Because of the expense associated with funding a Cocaine habit, the user may appear to always short of money despite having a well-paid job, and struggle to manage financial matters such as bill payments.
One physical sign of Cocaine abuse is rapid weight loss, triggered by the appetite suppressing effects of the drug. Their sleep patterns may also be unusual because of the stimulant effects of Cocaine.
In instances where Cocaine is being intravenously injected, needle marks and abscesses on arms and elsewhere are highly visible. Those who snort cocaine may exhibit cold-like symptoms, and Crack smokers may develop a substantial cough.
Because Cocaine is a highly addictive drug with many different components to the addiction, treatment is not easy but is infinitely possible and many former users have successfully kicked their Cocaine habits.
As with many forms of addiction, the first step to treating it is for the addict to realise that they are addicted and that they need to stop. Sometimes this is realised by the user independently and they may then choose to seek professional help and support to recover from their addiction. In other cases, they may be so ‘consumed’ by the drug and its effects that they simply do not see the damage it is causing to their life, their health and those around them. In these instances loved ones and friends may step into confront the user about their addiction.
Once the individual realises that they are addicted, there are a number of forms of treatment that are available.
Because of the severity and destructiveness of Cocaine addiction and the strong chance of relapse, it is often recommended that users enter a specialised drug rehabilitation centre as an inpatient while they recover from the effects of the drug. However professional treatment and support for Cocaine addiction can be administered as an outpatient, and it is very much a case of what type of treatment and environment will suit the individual and their unique personal addiction.
The chemical, or physical, part of the addiction is dealt with first by detoxing, ie ceasing use of Cocaine altogether and allowing it to be removed from the body naturally.
Detoxing is usually done ‘cold turkey’ without tapering off doses of the drug gradually or replacing it with a substitute substance.
The symptoms of Cocaine withdrawal are highly unpleasant and can be disturbing, but are no means life threatening. Withdrawal symptoms include depression, anxiety, intense fatigue, ‘crawling’ skin, sleep difficulties and paranoia.
These withdrawals can last several weeks or even months, and though no substitute drug is generally given, medications to help ease the withdrawal symptoms may be prescribed. Recovering addicts who are detoxing as outpatients have been known to turn to other forms of legal and illegal abuse during this time, and for this reason a stay in a detox centre may be beneficial.
Because Cocaine is often not only a physical addiction but a psychological and emotional one, therapy, counselling and other forms of treatment are an important part of treating addicts. Cognitive behavioural therapy is one such treatment which can be a powerful method of self-help, enabling the individual to identify the reasons for their Cocaine use and mental ‘triggers’ for taking the drug, and to develop alternative, healthier behaviours.

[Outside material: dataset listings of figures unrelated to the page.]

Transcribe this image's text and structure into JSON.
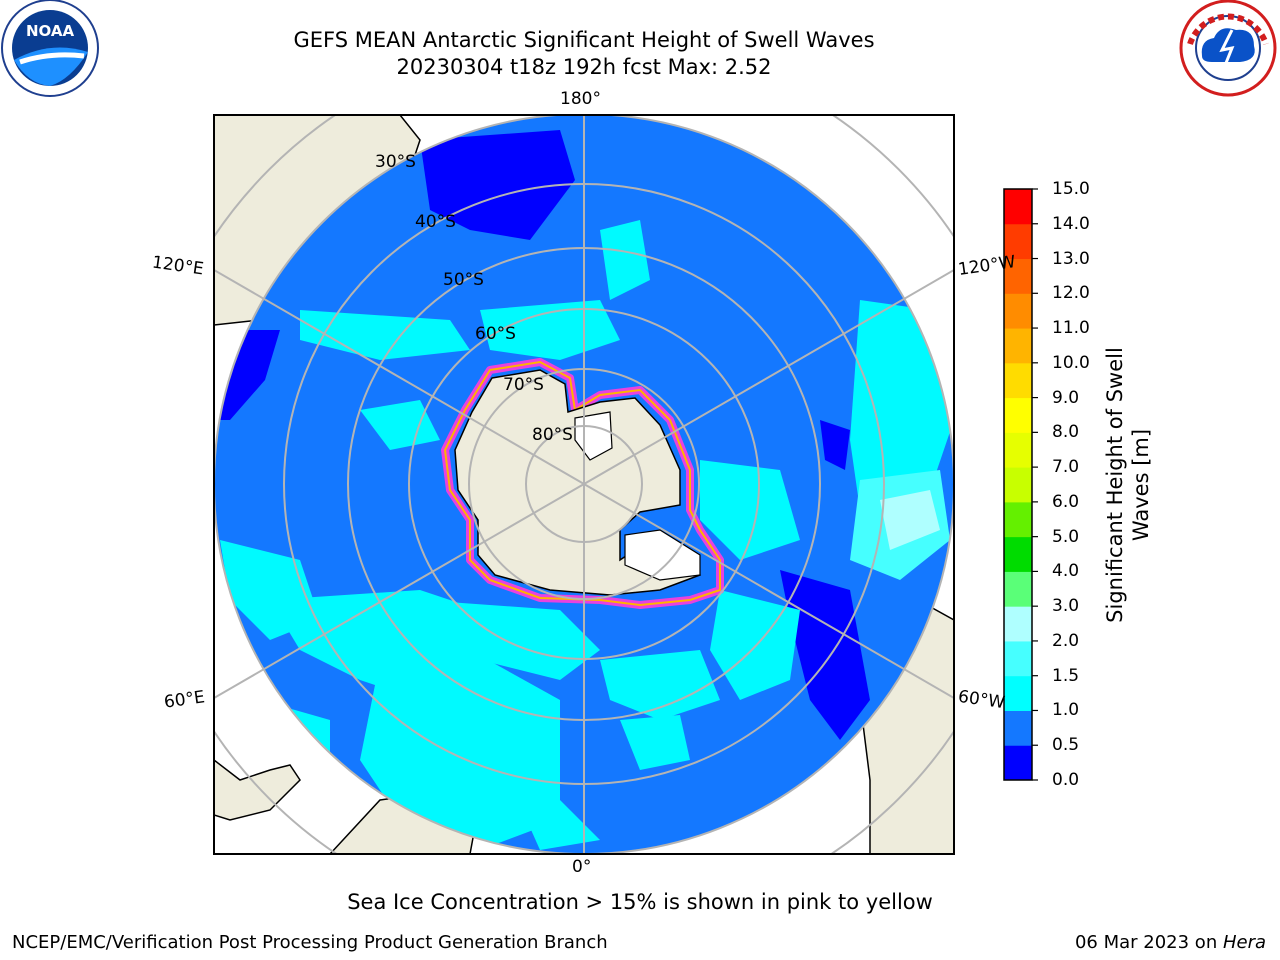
{
  "header": {
    "title_line1": "GEFS MEAN Antarctic Significant Height of Swell Waves",
    "title_line2": "20230304 t18z 192h fcst   Max: 2.52"
  },
  "map": {
    "projection": "south-polar-stereographic",
    "lon_labels": {
      "top": "180°",
      "left_upper": "120°E",
      "right_upper": "120°W",
      "left_lower": "60°E",
      "right_lower": "60°W",
      "bottom": "0°"
    },
    "lat_labels": [
      "30°S",
      "40°S",
      "50°S",
      "60°S",
      "70°S",
      "80°S"
    ],
    "colors": {
      "land": "#eeecdc",
      "grid": "#b4b4b4",
      "ocean_0_5": "#1478ff",
      "ocean_1_0": "#00faff",
      "ocean_low": "#0000ff",
      "ice_pink": "#ff3cdc"
    }
  },
  "colorbar": {
    "ticks": [
      "15.0",
      "14.0",
      "13.0",
      "12.0",
      "11.0",
      "10.0",
      "9.0",
      "8.0",
      "7.0",
      "6.0",
      "5.0",
      "4.0",
      "3.0",
      "2.0",
      "1.5",
      "1.0",
      "0.5",
      "0.0"
    ],
    "colors": [
      "#0000ff",
      "#1478ff",
      "#00ffff",
      "#46ffff",
      "#afffff",
      "#5aff78",
      "#00dc00",
      "#64f000",
      "#c8ff00",
      "#e6ff00",
      "#ffff00",
      "#ffdc00",
      "#ffb400",
      "#ff8c00",
      "#ff6400",
      "#ff3c00",
      "#ff0000"
    ],
    "label": "Significant Height of Swell Waves [m]"
  },
  "footnote": "Sea Ice Concentration > 15% is shown in pink to yellow",
  "credits": {
    "left": "NCEP/EMC/Verification Post Processing Product Generation Branch",
    "right_date": "06 Mar 2023 on ",
    "right_machine": "Hera"
  },
  "logos": {
    "left_text": "NOAA",
    "right_text": "NATIONAL WEATHER SERVICE"
  }
}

Support groups with fellow recovering addicts are also integral to recovery, as these enable the patients to empathise with others in similar situation, support each other, and share their own unique stories of addiction, and personal methods of recovery.
Regardless of the exact form that a treatment programme takes, the important thing is that it focuses on first ceasing use of the drug, and then working with the patient to develop coping strategies and prevent relapse.